Looks pretty scary but seems to be what I need! Thanks very much. I will get back to this later this afternoon (hopefully), but I guess the solution is provided and the issue can be closed :)

I'll make it pretty and fast

You can try the raw version with:

pip install git+https://git.km3net.de/km3py/km3io.git@35-support-for-aanet-usr-fields-in-offlinereader

In [5]: import km3io                                                                                                                                                                          

In [6]: f = km3io.OfflineReader("/sps/km3net/users/mlincett/online_ev/ORCAKM3Online.00000049_00007289.root")                                                                                  

In [7]: f.usr['NTrigLines']                                                                                                                                                                   
Out[7]: <ChunkedArray [6.0 5.0 4.0 4.0 6.0 3.0 5.0 ...] at 0x7f9e3c63d1d0>

In [8]: f.usr                                                                                                                                                                                 
Out[8]: <km3io.offline.Usr at 0x7f9e2bf7fdd0>

In [9]: f.usr._usr_idx_lookup                                                                                                                                                                 
Out[9]: 
{'RecoQuality': 0,
 'RecoNDF': 1,
 'CoC': 2,
 'ToT': 3,
 'ChargeAbove': 4,
 'ChargeBelow': 5,
 'ChargeRatio': 6,
 'DeltaPosZ': 7,
 'FirstPartPosZ': 8,
 'LastPartPosZ': 9,
 'NSnapHits': 10,
 'NTrigHits': 11,
 'NTrigDOMs': 12,
 'NTrigLines': 13,
 'NSpeedVetoHits': 14,
 'NGeometryVetoHits': 15,
 'ClassficationScore': 16}

What do you think?

In [1]: import km3io                                                                                                                                                                          

In [2]: f = km3io.OfflineReader("/sps/km3net/users/mlincett/online_ev/ORCAKM3Online.00000049_00007289.root")                                                                                  

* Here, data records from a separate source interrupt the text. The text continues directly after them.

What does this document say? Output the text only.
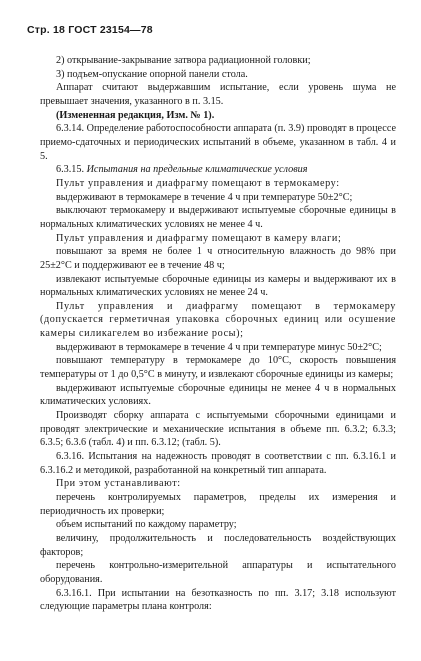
Стр. 18 ГОСТ 23154—78

2) открывание-закрывание затвора радиационной головки;

3) подъем-опускание опорной панели стола.

Аппарат считают выдержавшим испытание, если уровень шума не превышает значения, указанного в п. 3.15.

(Измененная редакция, Изм. № 1).

6.3.14. Определение работоспособности аппарата (п. 3.9) проводят в процессе приемо-сдаточных и периодических испытаний в объеме, указанном в табл. 4 и 5.

6.3.15. Испытания на предельные климатические условия

Пульт управления и диафрагму помещают в термокамеру:

выдерживают в термокамере в течение 4 ч при температуре 50±2°С;

выключают термокамеру и выдерживают испытуемые сборочные единицы в нормальных климатических условиях не менее 4 ч.

Пульт управления и диафрагму помещают в камеру влаги;

повышают за время не более 1 ч относительную влажность до 98% при 25±2°С и поддерживают ее в течение 48 ч;

извлекают испытуемые сборочные единицы из камеры и выдерживают их в нормальных климатических условиях не менее 24 ч.

Пульт управления и диафрагму помещают в термокамеру (допускается герметичная упаковка сборочных единиц или осушение камеры силикагелем во избежание росы);

выдерживают в термокамере в течение 4 ч при температуре минус 50±2°С;

повышают температуру в термокамере до 10°С, скорость повышения температуры от 1 до 0,5°С в минуту, и извлекают сборочные единицы из камеры;

выдерживают испытуемые сборочные единицы не менее 4 ч в нормальных климатических условиях.

Производят сборку аппарата с испытуемыми сборочными единицами и проводят электрические и механические испытания в объеме пп. 6.3.2; 6.3.3; 6.3.5; 6.3.6 (табл. 4) и пп. 6.3.12; (табл. 5).

6.3.16. Испытания на надежность проводят в соответствии с пп. 6.3.16.1 и 6.3.16.2 и методикой, разработанной на конкретный тип аппарата.

При этом устанавливают:

перечень контролируемых параметров, пределы их измерения и периодичность их проверки;

объем испытаний по каждому параметру;

величину, продолжительность и последовательность воздействующих факторов;

перечень контрольно-измерительной аппаратуры и испытательного оборудования.

6.3.16.1. При испытании на безотказность по пп. 3.17; 3.18 используют следующие параметры плана контроля:
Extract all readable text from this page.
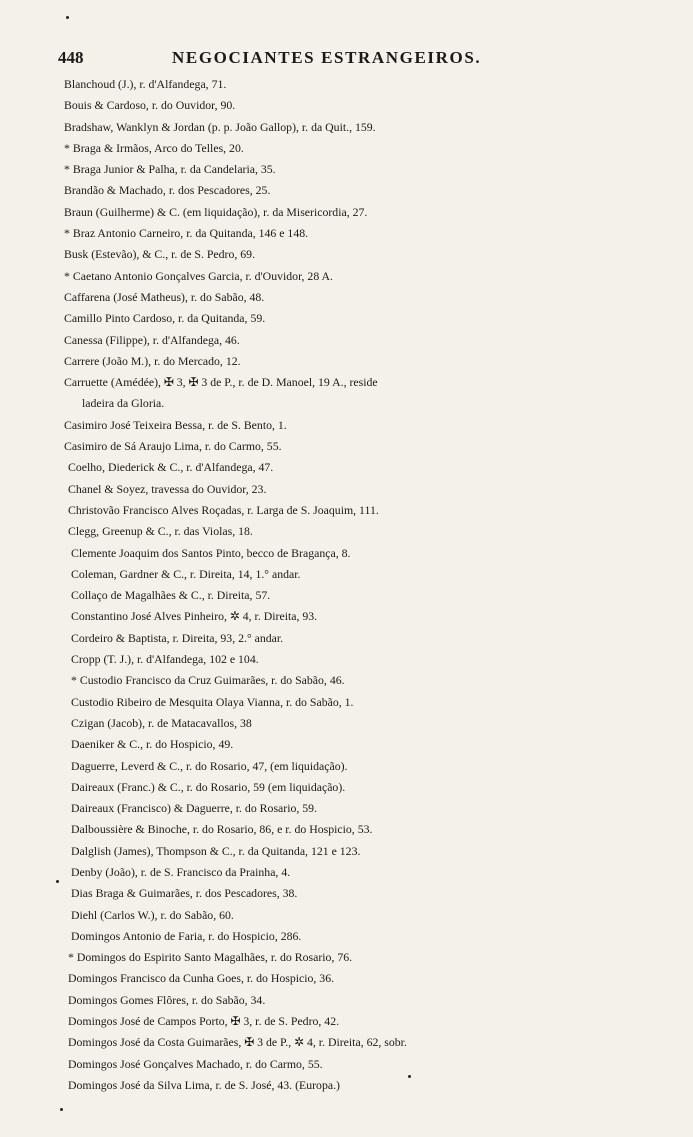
448	NEGOCIANTES ESTRANGEIROS.
Blanchoud (J.), r. d'Alfandega, 71.
Bouis & Cardoso, r. do Ouvidor, 90.
Bradshaw, Wanklyn & Jordan (p. p. João Gallop), r. da Quit., 159.
* Braga & Irmãos, Arco do Telles, 20.
* Braga Junior & Palha, r. da Candelaria, 35.
Brandão & Machado, r. dos Pescadores, 25.
Braun (Guilherme) & C. (em liquidação), r. da Misericordia, 27.
* Braz Antonio Carneiro, r. da Quitanda, 146 e 148.
Busk (Estevão), & C., r. de S. Pedro, 69.
* Caetano Antonio Gonçalves Garcia, r. d'Ouvidor, 28 A.
Caffarena (José Matheus), r. do Sabão, 48.
Camillo Pinto Cardoso, r. da Quitanda, 59.
Canessa (Filippe), r. d'Alfandega, 46.
Carrere (João M.), r. do Mercado, 12.
Carruette (Amédée), ✠ 3, ✠ 3 de P., r. de D. Manoel, 19 A., reside
ladeira da Gloria.
Casimiro José Teixeira Bessa, r. de S. Bento, 1.
Casimiro de Sá Araujo Lima, r. do Carmo, 55.
Coelho, Diederick & C., r. d'Alfandega, 47.
Chanel & Soyez, travessa do Ouvidor, 23.
Christovão Francisco Alves Roçadas, r. Larga de S. Joaquim, 111.
Clegg, Greenup & C., r. das Violas, 18.
Clemente Joaquim dos Santos Pinto, becco de Bragança, 8.
Coleman, Gardner & C., r. Direita, 14, 1.° andar.
Collaço de Magalhães & C., r. Direita, 57.
Constantino José Alves Pinheiro, ✲ 4, r. Direita, 93.
Cordeiro & Baptista, r. Direita, 93, 2.° andar.
Cropp (T. J.), r. d'Alfandega, 102 e 104.
* Custodio Francisco da Cruz Guimarães, r. do Sabão, 46.
Custodio Ribeiro de Mesquita Olaya Vianna, r. do Sabão, 1.
Czigan (Jacob), r. de Matacavallos, 38
Daeniker & C., r. do Hospicio, 49.
Daguerre, Leverd & C., r. do Rosario, 47, (em liquidação).
Daireaux (Franc.) & C., r. do Rosario, 59 (em liquidação).
Daireaux (Francisco) & Daguerre, r. do Rosario, 59.
Dalboussière & Binoche, r. do Rosario, 86, e r. do Hospicio, 53.
Dalglish (James), Thompson & C., r. da Quitanda, 121 e 123.
Denby (João), r. de S. Francisco da Prainha, 4.
Dias Braga & Guimarães, r. dos Pescadores, 38.
Diehl (Carlos W.), r. do Sabão, 60.
Domingos Antonio de Faria, r. do Hospicio, 286.
* Domingos do Espirito Santo Magalhães, r. do Rosario, 76.
Domingos Francisco da Cunha Goes, r. do Hospicio, 36.
Domingos Gomes Flôres, r. do Sabão, 34.
Domingos José de Campos Porto, ✠ 3, r. de S. Pedro, 42.
Domingos José da Costa Guimarães, ✠ 3 de P., ✲ 4, r. Direita, 62, sobr.
Domingos José Gonçalves Machado, r. do Carmo, 55.
Domingos José da Silva Lima, r. de S. José, 43. (Europa.)
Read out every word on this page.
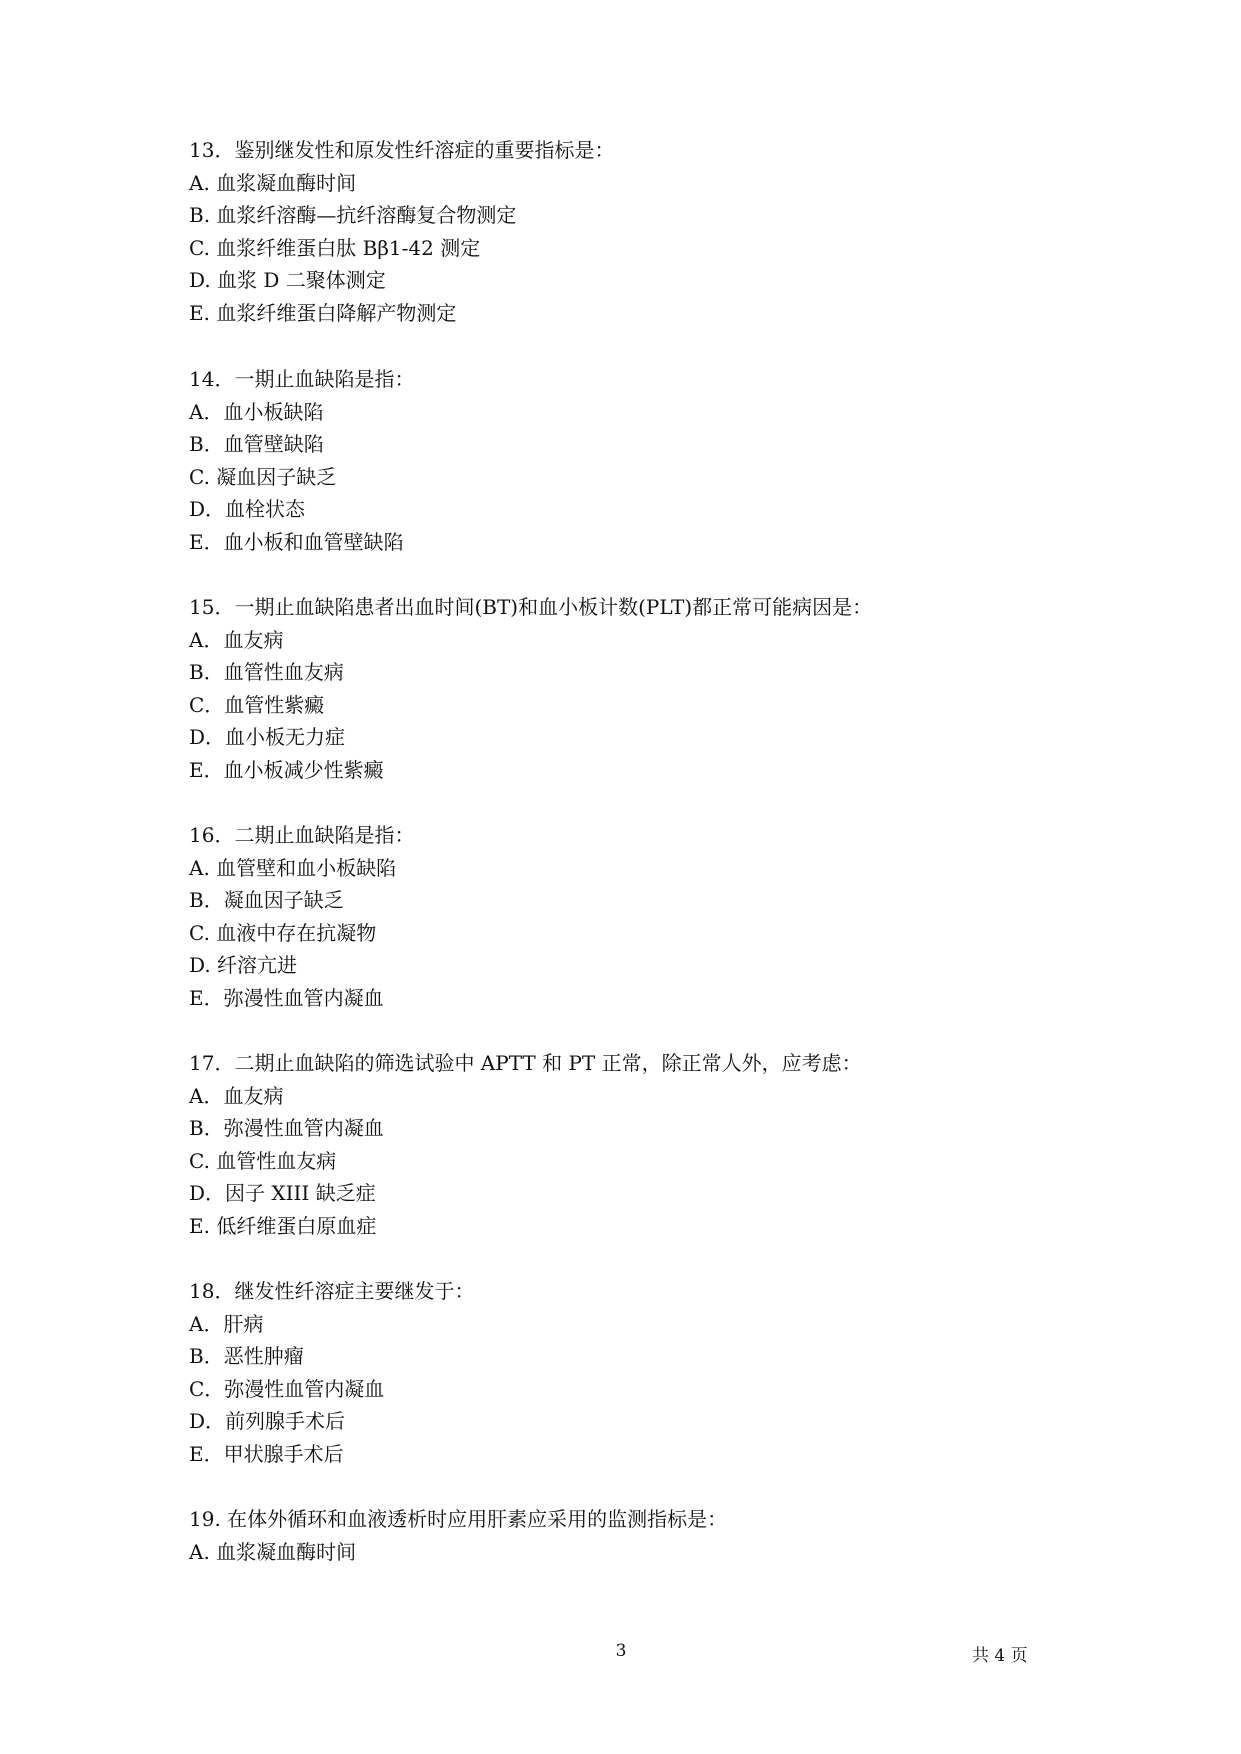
13．鉴别继发性和原发性纤溶症的重要指标是：
A. 血浆凝血酶时间
B. 血浆纤溶酶—抗纤溶酶复合物测定
C. 血浆纤维蛋白肽 Bβ1-42 测定
D. 血浆 D 二聚体测定
E. 血浆纤维蛋白降解产物测定
14．一期止血缺陷是指：
A．血小板缺陷
B．血管壁缺陷
C. 凝血因子缺乏
D．血栓状态
E．血小板和血管壁缺陷
15．一期止血缺陷患者出血时间(BT)和血小板计数(PLT)都正常可能病因是：
A．血友病
B．血管性血友病
C．血管性紫癜
D．血小板无力症
E．血小板减少性紫癜
16．二期止血缺陷是指：
A. 血管壁和血小板缺陷
B．凝血因子缺乏
C. 血液中存在抗凝物
D. 纤溶亢进
E．弥漫性血管内凝血
17．二期止血缺陷的筛选试验中 APTT 和 PT 正常，除正常人外，应考虑：
A．血友病
B．弥漫性血管内凝血
C. 血管性血友病
D．因子 XIII 缺乏症
E. 低纤维蛋白原血症
18．继发性纤溶症主要继发于：
A．肝病
B．恶性肿瘤
C．弥漫性血管内凝血
D．前列腺手术后
E．甲状腺手术后
19. 在体外循环和血液透析时应用肝素应采用的监测指标是：
A. 血浆凝血酶时间
3	共 4 页
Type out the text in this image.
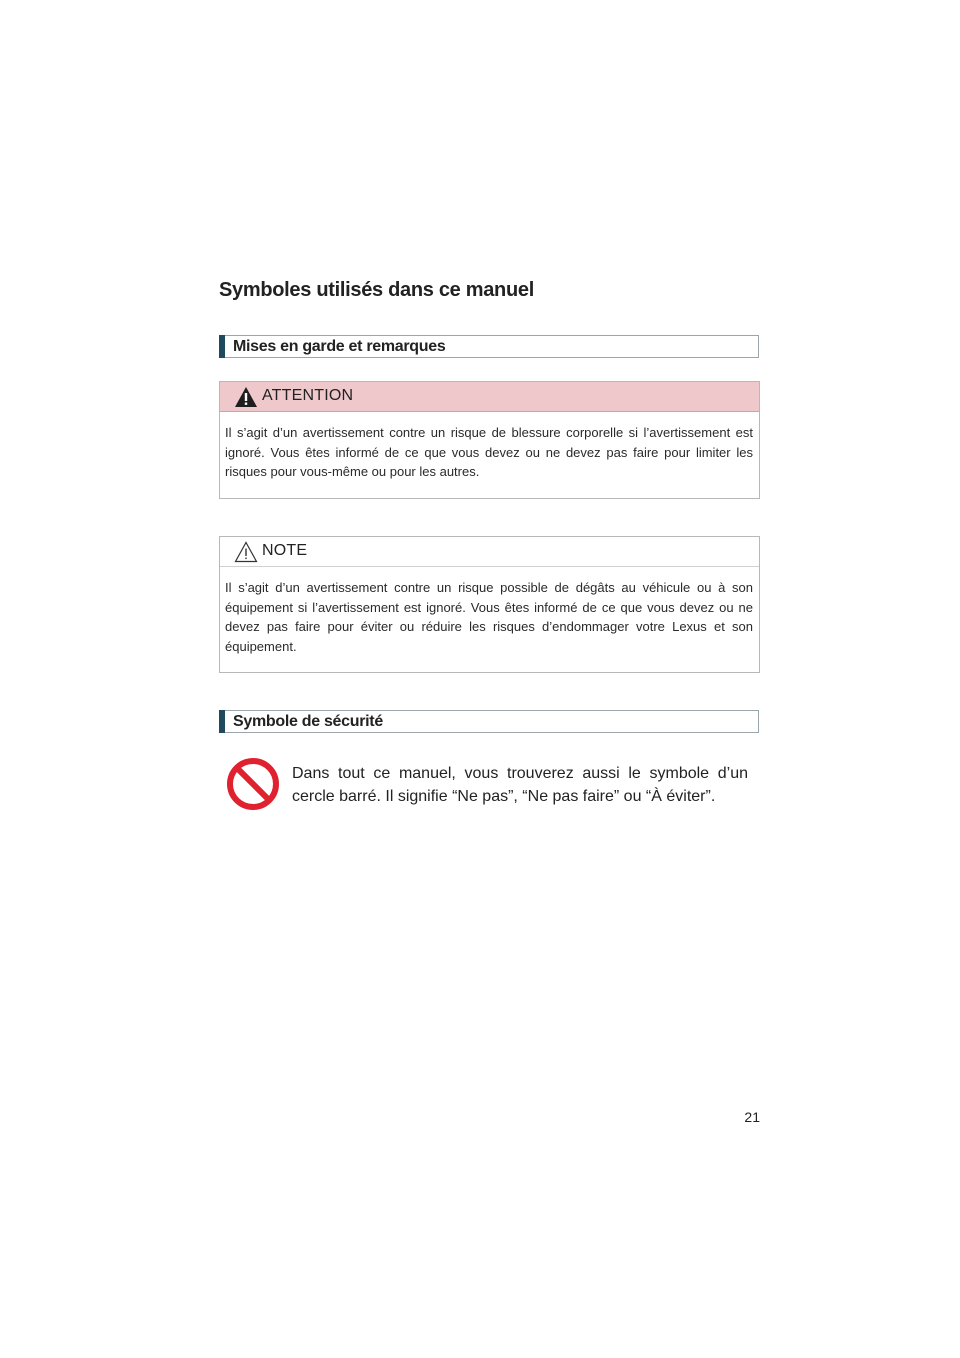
Symboles utilisés dans ce manuel
Mises en garde et remarques
ATTENTION
Il s’agit d’un avertissement contre un risque de blessure corporelle si l’avertissement est ignoré. Vous êtes informé de ce que vous devez ou ne devez pas faire pour limiter les risques pour vous-même ou pour les autres.
NOTE
Il s’agit d’un avertissement contre un risque possible de dégâts au véhicule ou à son équipement si l’avertissement est ignoré. Vous êtes informé de ce que vous devez ou ne devez pas faire pour éviter ou réduire les risques d’endommager votre Lexus et son équipement.
Symbole de sécurité
Dans tout ce manuel, vous trouverez aussi le symbole d’un cercle barré. Il signifie “Ne pas”, “Ne pas faire” ou “À éviter”.
21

In [3]: f.usr                                                                                                                                                                                 
Out[3]: <km3io.offline.Usr at 0x7fd62ea519d0>

In [4]: print(f.usr)                                                                                                                                                                          
RecoQuality: [85.45957235835593 68.74744265572737 50.18704013646688 171.1478503932958 200.78442974966975 53.32798196456895 61.732716325589635 ...]
RecoNDF: [37.0 37.0 29.0 88.0 142.0 35.0 23.0 ...]
CoC: [118.6302815337638 44.33580521344907 99.93916717621543 121.24120434153483 170.12331367339033 179.3311394584781 185.94014516280558 ...]
ToT: [825.0 781.0 318.0 1538.0 3264.0 263.0 480.0 ...]
ChargeAbove: [176.0 278.0 53.0 53.0 162.0 143.0 480.0 ...]
ChargeBelow: [649.0 503.0 265.0 1485.0 3102.0 120.0 0.0 ...]
ChargeRatio: [0.21333333333333335 0.3559539052496799 0.16666666666666666 0.03446033810143043 0.04963235294117647 0.5437262357414449 1.0 ...]
DeltaPosZ: [37.51967774166617 -10.280346193553832 13.67595659707355 46.9253540172532 47.63365798691288 9.285015126722357 -15.017636151772649 ...]
FirstPartPosZ: [135.29499707179326 41.46665612378939 107.39596803432326 151.2656996531668 190.10519874250065 187.39500229409555 167.80236158102824 ...]
LastPartPosZ: [97.77531933012709 51.747002317343224 93.72001143724971 104.3403456359136 142.47154075558777 178.1099871673732 182.81999773280089 ...]
NSnapHits: [51.0 107.0 98.0 138.0 235.0 67.0 98.0 ...]
NTrigHits: [30.0 32.0 14.0 56.0 122.0 11.0 19.0 ...]
NTrigDOMs: [7.0 11.0 7.0 21.0 30.0 4.0 10.0 ...]
NTrigLines: [6.0 5.0 4.0 4.0 6.0 3.0 5.0 ...]
NSpeedVetoHits: [0.0 0.0 0.0 0.0 0.0 0.0 0.0 ...]
NGeometryVetoHits: [0.0 0.0 0.0 7.0 30.0 2.0 4.0 ...]
ClassficationScore: [0.16863382173469108 0.17944356593281038 0.08155750660727408 0.14276457019987057 0.2059551962374179 0.0825460962366195 0.11957326403954617 ...]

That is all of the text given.